Recently, the local CBS affiliate WFMY News 2, interviewed me about what hashtags would be big this year. I pointed out that jumping on the ‘hot’ hashtags may seem like the right thing to do, but more often than not, your message will get lost in the noise of everyone else hoping to get heard or smarmy marketers peddling things not even related to the hashtags they are hijacking.
Though this interview was mainly focused on Twitter – hashtags are used on social networks Twitter, Facebook, Instagram, Google+, Vine and Pinterest and I wanted to give a little more detail and clear a few things up.
Wondering what the hell a hashtag is? Well, the easiest way to explain it is this; with a hashtag you can create, find, and join in online conversations using social networking sites that support hashtags. Whether you create your own unique hashtag, use an existing one or are simply focusing on keywords in your social updates, hashtags play a huge role in sorting and spreading information. From social events to community causes, hashtags help users searching or creating information related to specific topics, industries, locations, webinars, keywords, events, products, protests, conferences, T.V. shows and newscasts, movies, political events, chats . . . you get the idea now?
Examples of hashtags:
Location based hashtags: #NOLA, #TriadNC, #GSOnc, #Chi, #GSO, #DGSO
Evergreen examples of conference hashtags: #SXSW, #SocialFresh, #SMMWorld, #userconf
keywords based on industry: #SoMe, #PR, #FinancialAdvisors, #HR
T.V. show hashtags: #WalkingDead, #ParksandRec, #Scandal
Twitter chat hashtags: #MobileChat, #MediaChat
There are many more hashtag examples (both good and bad) out there.

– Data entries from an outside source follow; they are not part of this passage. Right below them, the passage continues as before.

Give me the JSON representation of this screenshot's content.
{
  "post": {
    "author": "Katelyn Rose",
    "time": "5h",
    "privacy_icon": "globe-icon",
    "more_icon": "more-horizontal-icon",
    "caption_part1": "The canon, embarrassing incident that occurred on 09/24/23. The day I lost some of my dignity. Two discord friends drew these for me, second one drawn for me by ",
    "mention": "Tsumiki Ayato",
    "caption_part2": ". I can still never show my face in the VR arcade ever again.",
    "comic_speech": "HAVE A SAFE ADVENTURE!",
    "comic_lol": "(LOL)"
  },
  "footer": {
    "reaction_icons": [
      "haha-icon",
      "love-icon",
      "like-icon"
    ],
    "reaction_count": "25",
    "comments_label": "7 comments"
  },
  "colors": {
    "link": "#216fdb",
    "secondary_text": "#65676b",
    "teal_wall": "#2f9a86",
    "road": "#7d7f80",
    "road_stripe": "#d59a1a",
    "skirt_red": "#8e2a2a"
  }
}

Here are a few great posts you may find helpful:
- Why Industry Hashtags #FAIL
- When Good Hashtags Go Bad
- Hashtags Gone Wrong: 6 Examples of Unfortunate Hashtag Choices
- 8 Hijacked Hashtags Gone Horribly Wrong (or Right)
- 13 Epic Twitter Fails By Big Brands
- The 7 Types of Hashtag Abusers
- The Anatomy of a Branded Hashtag Hijacking
- Hashtag hijacks: When corporate PR and social media staff get Twitter all wrong
- Hashtag Hijacks: When Twitter Bites Back
- Are You Writing Your Hashtags Correctly?
- Do You Use Spaces When You Hashtag a Phrase?
Do’s and don’ts for using hashtags:
Do be brief – with the ideal tweet consisting of only 100 characters, you don’t want to use them all up with a painfully long hashtag that will be difficult to remember or leave no room for a link or photo.
Do be relevant and research! research! research! – when creating hashtags make sure you’ve done your research before implementing that new hashtag as part of your social media campaign. Seriously. . . search. Also – be careful if you see a product of yours trending on twitter – it may not be what you think.
Do be specific – not only can being specific help your hashtag, so too can using capitalization. How you ask? Well, I’ll share an example from Sabotage Times from a post Chris wrote on the funniest hashtag hash ups : #hobbitch vs. #hobbitCH. You see how that helps? Now, it’s still the same search – but visually the reader isn’t as likely to get confused.
Don’t use too many – seriously don’t make every word a hashtag and don’t add fifty hashtags to your next post . . . no one likes a #hashtagdouchebag
Don’t hijack – Just because you see a trending hashtag doesn’t mean it’s a good idea to start shoveling your sales message. Seriously stop that shit.
Don’t use spaces – do we really need to go over this? It’s 2015. Don’t use spaces or else it will break the link.
How do you recommend using hashtags?